Haemophilia is a genetic disorder caused by a mutation in the genes that code for blood clotting factors.

Haemophilia is a sex-linked recessive disorder, which means it is carried on the X chromosome. The genes responsible for producing blood clotting factors VIII and IX are located on the X chromosome. In individuals with haemophilia, these genes have mutations that result in the production of insufficient or defective clotting factors, leading to the symptoms of the disorder.

In males, who have only one X chromosome, inheriting the mutated gene from their mother will result in haemophilia. This is because they do not have a second X chromosome to provide a normal copy of the gene. Females, on the other hand, have two X chromosomes. If they inherit the mutated gene from one parent, they will typically be carriers of the disorder but will not show symptoms, as the normal gene on their other X chromosome can compensate. However, if a female inherits the mutated gene from both parents, she will also have haemophilia.
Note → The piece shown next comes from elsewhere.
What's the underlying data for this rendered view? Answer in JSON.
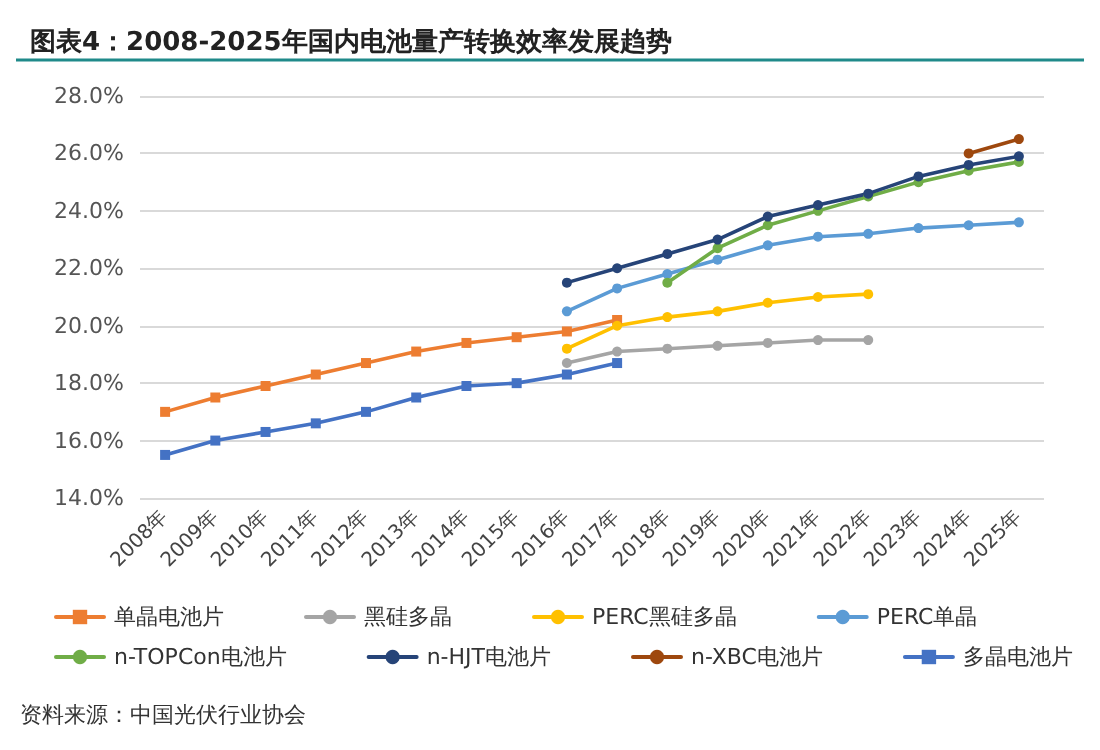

The specific type of haemophilia a person has depends on which clotting factor is affected. Haemophilia A, the most common type, is caused by a deficiency in factor VIII. Haemophilia B, also known as Christmas disease, is caused by a deficiency in factor IX. Both types are clinically identical and are characterised by prolonged bleeding.

The mutation in the gene can occur spontaneously, or it can be inherited from a parent. Genetic testing can identify carriers of the gene and can also diagnose haemophilia in unborn babies. There is currently no cure for haemophilia, but it can be managed with regular injections of the missing clotting factor.